The Las Vegas Police Department, to whom the Secret Service handed the woman, reported her name is: Alison Ernst, 36 years old, and a resident of Phoenix. Astonishingly, the federal government did not press charges, and Ernst has been released!

Ernst, who was wearing sandals, the New York Daily news reported, purportedly brought the orange-and-black sneaker with her specifically to throw at Clinton.
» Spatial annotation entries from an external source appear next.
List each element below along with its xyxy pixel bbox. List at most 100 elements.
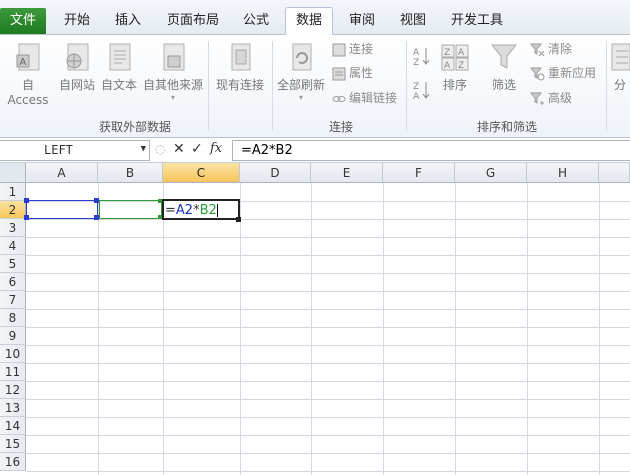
worksheet-grid[interactable]: A B C D E F G H 1 2 3 4 5 6 7 8 9 10 11 … xyxy=(0,163,630,475)
row-header-12[interactable]: 12 xyxy=(0,381,26,399)
row-header-16[interactable]: 16 xyxy=(0,453,26,471)
from-other-sources-label: 自其他来源 xyxy=(142,78,203,92)
row-header-14[interactable]: 14 xyxy=(0,417,26,435)
data-tools-icon xyxy=(611,43,630,71)
row-header-8[interactable]: 8 xyxy=(0,309,26,327)
ref-handle-a2-bl[interactable] xyxy=(24,215,29,220)
row-header-9[interactable]: 9 xyxy=(0,327,26,345)
column-header-h[interactable]: H xyxy=(527,163,599,183)
fill-handle[interactable] xyxy=(236,217,241,222)
tab-review[interactable]: 审阅 xyxy=(341,8,383,35)
row-header-7[interactable]: 7 xyxy=(0,291,26,309)
row-header-11[interactable]: 11 xyxy=(0,363,26,381)
tab-page-layout[interactable]: 页面布局 xyxy=(160,8,226,35)
row-header-3[interactable]: 3 xyxy=(0,219,26,237)
row-header-2[interactable]: 2 xyxy=(0,201,26,219)
formula-bar: LEFT ▼ ◌ ✕ ✓ fx =A2*B2 xyxy=(0,139,630,163)
row-header-6[interactable]: 6 xyxy=(0,273,26,291)
tab-insert[interactable]: 插入 xyxy=(107,8,149,35)
gridline xyxy=(163,183,164,475)
column-header-d[interactable]: D xyxy=(240,163,311,183)
properties-button[interactable]: 属性 xyxy=(332,63,373,83)
insert-function-icon[interactable]: fx xyxy=(210,141,222,156)
row-header-13[interactable]: 13 xyxy=(0,399,26,417)
sort-ascending-button[interactable]: AZ xyxy=(413,45,431,68)
from-access-button[interactable]: A 自 Access xyxy=(0,41,56,107)
from-text-button[interactable]: 自文本 xyxy=(98,41,140,93)
chevron-down-icon[interactable]: ▼ xyxy=(141,144,146,154)
reapply-filter-icon xyxy=(530,67,545,81)
reference-highlight-b2[interactable] xyxy=(99,200,162,219)
tab-file[interactable]: 文件 xyxy=(0,8,46,34)
ribbon-tab-bar: 文件 开始 插入 页面布局 公式 数据 审阅 视图 开发工具 xyxy=(0,0,630,35)
column-header-e[interactable]: E xyxy=(311,163,383,183)
partial-ribbon-button[interactable]: 分 xyxy=(610,41,630,93)
edit-links-button[interactable]: 编辑链接 xyxy=(332,88,397,108)
row-header-5[interactable]: 5 xyxy=(0,255,26,273)
enter-icon[interactable]: ✓ xyxy=(191,141,203,157)
ref-handle-a2-tl[interactable] xyxy=(24,198,29,203)
tab-data[interactable]: 数据 xyxy=(285,7,333,35)
column-header-f[interactable]: F xyxy=(383,163,455,183)
text-file-icon xyxy=(109,43,131,71)
gridline xyxy=(26,453,630,454)
properties-label: 属性 xyxy=(349,66,374,80)
column-header-a[interactable]: A xyxy=(26,163,98,183)
connections-icon xyxy=(332,43,346,56)
advanced-filter-icon xyxy=(530,92,544,105)
group-divider xyxy=(606,41,607,131)
clear-filter-button[interactable]: 清除 xyxy=(530,39,572,59)
expand-handle-icon[interactable]: ◌ xyxy=(155,142,165,156)
refresh-all-label: 全部刷新 xyxy=(276,78,325,92)
existing-connections-button[interactable]: 现有连接 xyxy=(212,41,268,93)
column-header-g[interactable]: G xyxy=(455,163,527,183)
gridline xyxy=(26,291,630,292)
reapply-button[interactable]: 重新应用 xyxy=(530,63,596,83)
tab-view[interactable]: 视图 xyxy=(392,8,434,35)
gridline xyxy=(26,345,630,346)
advanced-filter-button[interactable]: 高级 xyxy=(530,88,572,108)
filter-button[interactable]: 筛选 xyxy=(484,41,524,93)
name-box-value: LEFT xyxy=(44,143,73,157)
other-sources-icon xyxy=(163,43,185,71)
row-header-10[interactable]: 10 xyxy=(0,345,26,363)
svg-text:Z: Z xyxy=(458,61,464,71)
row-header-15[interactable]: 15 xyxy=(0,435,26,453)
group-label-connections: 连接 xyxy=(328,120,353,134)
gridline xyxy=(98,183,99,475)
tab-formulas[interactable]: 公式 xyxy=(235,8,277,35)
group-divider xyxy=(406,41,407,131)
sort-button[interactable]: Z A A Z 排序 xyxy=(436,41,474,93)
select-all-corner[interactable] xyxy=(0,163,26,183)
from-web-button[interactable]: 自网站 xyxy=(56,41,98,93)
name-box[interactable]: LEFT ▼ xyxy=(0,140,150,161)
reference-highlight-a2[interactable] xyxy=(26,200,98,219)
tab-home[interactable]: 开始 xyxy=(56,8,98,35)
sort-descending-button[interactable]: ZA xyxy=(413,79,431,102)
clear-filter-icon xyxy=(530,43,545,57)
active-cell-c2[interactable]: =A2*B2 xyxy=(162,199,240,220)
row-header-1[interactable]: 1 xyxy=(0,183,26,201)
gridline xyxy=(26,237,630,238)
column-header-c[interactable]: C xyxy=(163,163,240,183)
column-header-b[interactable]: B xyxy=(98,163,163,183)
tab-developer[interactable]: 开发工具 xyxy=(444,8,510,35)
cancel-icon[interactable]: ✕ xyxy=(173,141,185,157)
svg-text:A: A xyxy=(458,48,465,58)
refresh-all-button[interactable]: 全部刷新 ▾ xyxy=(274,41,328,102)
gridline xyxy=(26,363,630,364)
formula-input[interactable]: =A2*B2 xyxy=(232,140,630,161)
formula-prefix: = xyxy=(165,203,176,218)
sort-ascending-icon: AZ xyxy=(413,48,430,68)
from-other-sources-button[interactable]: 自其他来源 ▾ xyxy=(140,41,206,102)
connections-button[interactable]: 连接 xyxy=(332,39,373,59)
advanced-filter-label: 高级 xyxy=(548,91,573,105)
gridline xyxy=(240,183,241,475)
link-icon xyxy=(332,95,346,102)
row-header-4[interactable]: 4 xyxy=(0,237,26,255)
from-access-label: 自 Access xyxy=(7,78,49,107)
svg-text:A: A xyxy=(413,48,420,58)
column-header-partial[interactable] xyxy=(599,163,630,183)
from-text-label: 自文本 xyxy=(100,78,137,92)
gridline xyxy=(26,435,630,436)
When Mark David Chapman killed Beatles member John Lennon in 1980, one of the multiple jumbled reasons that emerged as to Chapman’s motive was so that he forever would be intertwined in history with Lennon. He is, but 34 years later, he is also still behind bars. Perhaps Zaidi and Ernst found a less punitive claim to fame: don’t kill a celebrity, just throw a shoe. It might get you a few months in jail, or in the most recent case, none at all.

Meanwhile, journalists continue to have a field day with one-liners about this latest of shoe shennanigans.  As no one was hurt – and Clinton herself made light of it – it is tempting to dismiss it as a mischievous prank. Oh al-Zalidi and Ernst, you little devils, you.

But maybe one day the next political target won’t be so lucky – and it will be something far more lethal aimed at their heads. Will our Secret Service be able to handle it? Will they be adequately prepared for it?  Maybe. But if all we do is send the culprits to bed without dessert, what on earth would stop them from trying that – and worse – again?